Une intégration aurait pourtant permis d’accélérer le déploiement des applications ?

J.M.: En fait il y a eu beaucoup de débats en interne. C’est un choix difficile pour nous, mais cela nous permet de réussir avec nos outils Devops même si AppLogic n’est pas choisi par le client et vice-versa. Lier les deux produits aurait un risque CA LISA est bien adapté pour simuler des environnements qui sont sous le contrôle de l’entreprise. 

Qu’en est-il des éléments qui ne sont pas maîtrisés en interne comme un service de paiement en ligne ou une API Cloud ?

J.M.: En fait LISA est plutôt bon à ce jeu aussi.
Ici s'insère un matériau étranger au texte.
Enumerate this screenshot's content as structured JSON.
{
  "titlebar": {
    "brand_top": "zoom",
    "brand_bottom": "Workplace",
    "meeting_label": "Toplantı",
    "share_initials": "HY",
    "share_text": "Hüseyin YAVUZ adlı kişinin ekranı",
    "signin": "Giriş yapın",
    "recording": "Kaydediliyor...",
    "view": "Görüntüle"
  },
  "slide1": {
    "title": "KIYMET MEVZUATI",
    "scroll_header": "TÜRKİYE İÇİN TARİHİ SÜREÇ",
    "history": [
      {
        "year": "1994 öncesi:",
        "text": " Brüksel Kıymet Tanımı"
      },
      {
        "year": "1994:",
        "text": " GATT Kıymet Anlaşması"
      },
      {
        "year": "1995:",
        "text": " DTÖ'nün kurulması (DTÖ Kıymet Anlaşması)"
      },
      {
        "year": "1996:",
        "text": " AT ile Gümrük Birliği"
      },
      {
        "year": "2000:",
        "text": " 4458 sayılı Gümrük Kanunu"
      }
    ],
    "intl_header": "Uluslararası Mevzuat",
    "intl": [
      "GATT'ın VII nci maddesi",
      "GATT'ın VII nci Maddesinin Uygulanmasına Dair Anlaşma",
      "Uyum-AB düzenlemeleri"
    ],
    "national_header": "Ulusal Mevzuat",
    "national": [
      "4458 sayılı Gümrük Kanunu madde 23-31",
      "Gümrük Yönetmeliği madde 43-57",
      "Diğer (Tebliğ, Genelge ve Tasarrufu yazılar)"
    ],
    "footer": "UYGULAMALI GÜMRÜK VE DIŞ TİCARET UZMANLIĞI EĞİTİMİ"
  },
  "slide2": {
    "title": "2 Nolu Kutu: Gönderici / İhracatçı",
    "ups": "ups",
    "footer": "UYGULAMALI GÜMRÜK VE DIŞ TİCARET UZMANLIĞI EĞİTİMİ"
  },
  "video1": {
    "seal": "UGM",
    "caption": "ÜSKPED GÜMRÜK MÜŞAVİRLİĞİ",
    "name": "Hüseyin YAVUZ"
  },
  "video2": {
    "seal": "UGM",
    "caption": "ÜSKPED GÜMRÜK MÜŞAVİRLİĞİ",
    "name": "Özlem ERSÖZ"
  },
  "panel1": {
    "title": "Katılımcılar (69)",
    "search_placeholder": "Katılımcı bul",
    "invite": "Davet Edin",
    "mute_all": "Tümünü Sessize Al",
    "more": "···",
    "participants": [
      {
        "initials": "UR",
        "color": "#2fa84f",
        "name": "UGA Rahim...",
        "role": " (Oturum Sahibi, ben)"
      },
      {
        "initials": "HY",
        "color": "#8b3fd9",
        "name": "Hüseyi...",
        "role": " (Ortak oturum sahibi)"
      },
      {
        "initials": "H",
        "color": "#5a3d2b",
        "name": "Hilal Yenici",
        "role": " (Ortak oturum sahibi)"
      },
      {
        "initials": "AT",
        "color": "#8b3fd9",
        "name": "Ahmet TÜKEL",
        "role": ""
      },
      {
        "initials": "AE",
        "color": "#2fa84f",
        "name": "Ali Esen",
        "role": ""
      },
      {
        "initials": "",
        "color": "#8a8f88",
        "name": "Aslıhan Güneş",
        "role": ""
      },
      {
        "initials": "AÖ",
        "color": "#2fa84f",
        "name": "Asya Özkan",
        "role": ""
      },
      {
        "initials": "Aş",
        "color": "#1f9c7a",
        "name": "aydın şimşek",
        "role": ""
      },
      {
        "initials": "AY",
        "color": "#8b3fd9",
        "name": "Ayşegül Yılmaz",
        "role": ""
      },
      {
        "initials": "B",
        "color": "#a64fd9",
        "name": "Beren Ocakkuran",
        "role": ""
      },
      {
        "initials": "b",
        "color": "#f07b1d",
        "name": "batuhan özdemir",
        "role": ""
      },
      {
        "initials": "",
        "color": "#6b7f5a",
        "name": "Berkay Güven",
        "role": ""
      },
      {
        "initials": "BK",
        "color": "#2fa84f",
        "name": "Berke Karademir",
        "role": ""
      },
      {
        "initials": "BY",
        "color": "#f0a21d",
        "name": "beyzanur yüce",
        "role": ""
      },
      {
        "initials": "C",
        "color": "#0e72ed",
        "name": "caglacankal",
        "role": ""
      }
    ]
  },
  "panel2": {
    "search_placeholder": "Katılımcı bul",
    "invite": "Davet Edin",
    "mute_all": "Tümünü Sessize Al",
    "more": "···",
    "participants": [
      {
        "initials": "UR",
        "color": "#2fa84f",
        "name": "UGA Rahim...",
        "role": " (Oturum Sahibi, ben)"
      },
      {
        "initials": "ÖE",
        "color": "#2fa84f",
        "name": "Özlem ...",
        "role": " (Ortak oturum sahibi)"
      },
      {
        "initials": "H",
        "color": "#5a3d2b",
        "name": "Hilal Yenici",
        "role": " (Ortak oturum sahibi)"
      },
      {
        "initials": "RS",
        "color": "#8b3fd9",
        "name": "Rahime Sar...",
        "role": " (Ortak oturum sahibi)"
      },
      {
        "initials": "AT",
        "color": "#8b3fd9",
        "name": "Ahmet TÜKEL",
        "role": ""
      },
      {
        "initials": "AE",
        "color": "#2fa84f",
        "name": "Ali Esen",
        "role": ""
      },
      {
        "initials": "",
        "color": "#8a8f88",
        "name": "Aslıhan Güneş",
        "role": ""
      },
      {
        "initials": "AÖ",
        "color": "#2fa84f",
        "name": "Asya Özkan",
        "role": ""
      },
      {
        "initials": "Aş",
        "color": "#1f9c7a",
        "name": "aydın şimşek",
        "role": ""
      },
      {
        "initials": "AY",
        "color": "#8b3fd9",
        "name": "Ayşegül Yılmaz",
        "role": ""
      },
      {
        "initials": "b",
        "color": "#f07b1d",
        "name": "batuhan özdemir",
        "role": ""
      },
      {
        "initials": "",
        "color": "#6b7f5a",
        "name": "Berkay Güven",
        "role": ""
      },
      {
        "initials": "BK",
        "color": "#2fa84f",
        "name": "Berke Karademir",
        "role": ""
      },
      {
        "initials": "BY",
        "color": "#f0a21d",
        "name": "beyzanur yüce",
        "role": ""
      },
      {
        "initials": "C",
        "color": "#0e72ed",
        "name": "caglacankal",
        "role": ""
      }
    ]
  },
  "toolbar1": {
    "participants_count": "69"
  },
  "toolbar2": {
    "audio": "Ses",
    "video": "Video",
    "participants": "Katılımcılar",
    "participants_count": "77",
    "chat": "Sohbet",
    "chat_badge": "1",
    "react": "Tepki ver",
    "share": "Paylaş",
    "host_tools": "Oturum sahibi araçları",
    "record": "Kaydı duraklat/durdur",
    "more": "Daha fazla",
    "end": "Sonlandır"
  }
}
Et le mot magique est contrôle. Lorsqu’une équipe de développeurs n’a pas le contrôle d’un élément cela la ralentit. Il faut donc lui donner la maîtrise de l’ensemble des éléments qui composent une application y compris, par exemple, des API tierces. Ce que font nos clients lorsqu’ils construisent un environnement est de choisir parmi notre catalogue de simulation de services virtuels. Et c’est à partir de ces composants simulés qu’ils reproduisent leur environnement.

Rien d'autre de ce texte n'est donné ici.